SNCF America said they transport around 155,000 rail passengers a day in Massachusetts, Virginia and Washington, D.C. They also submitted comments to the FRA about the proposed bullet train. Texas Central responded to claims made by SNCF America in a statement:
“Of course, SNCF, the state-owned and heavily subsidized (at more than $16 billion a year) French National Railway would declare they are against competition and block the world’s best high-speed train technology from coming to the U.S. Contrary to the European model, railroads in Texas are privately owned and operated, and meet the needs of the market, not top-down government plans. Rather than spend the amount of time and resources that Texas Central has invested over many years, the French State Railway is one of many competitors that would prefer to skip to the front of the line and thwart Texas Central’s progress.
Consistent with their operations in Europe, the French state-owned National Railway admits that its plans would require significant public-sector investment, including ongoing operational subsidies. This approach ignores Texas law and public sentiment and provides an ill-informed and thinly veiled attempt to appeal to the U.S. government to eliminate its competition, which is introducing high-speed train service between Houston and North Texas.

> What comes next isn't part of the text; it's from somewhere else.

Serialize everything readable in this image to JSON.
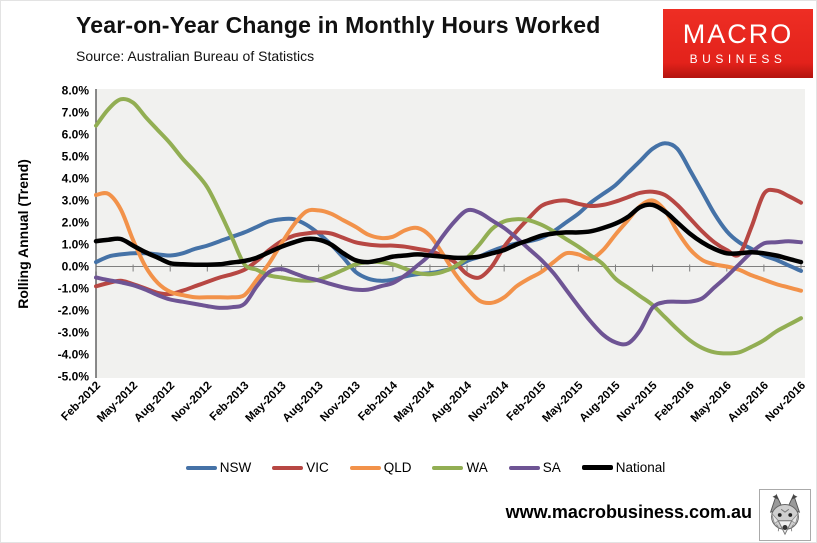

While under investigation at home for increasing debt burden to the state, failed efficiency and safety results (Spinetta Report, Feb 15, 2018), the French National Railway is seeking to find a home for its trains in Texas. They don’t like competing with the Shinkansen system planned for Texas because of its safety design that has resulted in zero accidents or fatalities in over 53 years of operation. In fact, in 2009, validating Texas Central’s current approach, SNCF delivered a proposal to Request for Expressions of Interest, saying verbatim on page 11:
“…high-speed lines must be designed exclusively for high-speed trains for the following reasons: additional safety constraints, operating challenges in optimizing timetables, extra costs of cab signaling equipment for conventional infrastructure and rolling stock, reduced allowances on super-elevation and gradients, and shallower track curves. Meeting these requirements is best done by placing HSR on separate dedicated tracks which prohibit mixed traffic. Segregation of high-speed service enables operators to achieve higher average speeds and limits the need for additional track to allow for passing…. This also lessens the causes of delays and leads to dramatic improvements in train punctuality and the reliability of scheduled services.”
Now, for their own self-interests reasons alone, they blast the Texas Bullet Train approach, disregarding their own principles for high-speed trains. It is the safety program and culture that has made the system being deployed in Texas the best in class for the world. To be clear, Texas Central will not compromise safety in any way.
Connecting the Houston and North Texas area creates a community of more than 14 million people and an annual $998 million GDP- and growing. That is exactly what drew Texas Central to this market and why we are designing a high-speed train system to connect these two economic engines with thousands of travelers in between every day.”
Tuesday evening Scott Dunaway, SNCF America’s Texas-based spokesperson also sent News 3 an additional statement.
“Texas Central Rail elects to attack SNCF America, Inc. for solicited public comment instead of defending the merits of the Texas Central Rail project. SNCF America believes that speaks volumes about the credibility of Texas Central Rail and serves as a distraction to the real conversation that Texans should be having.”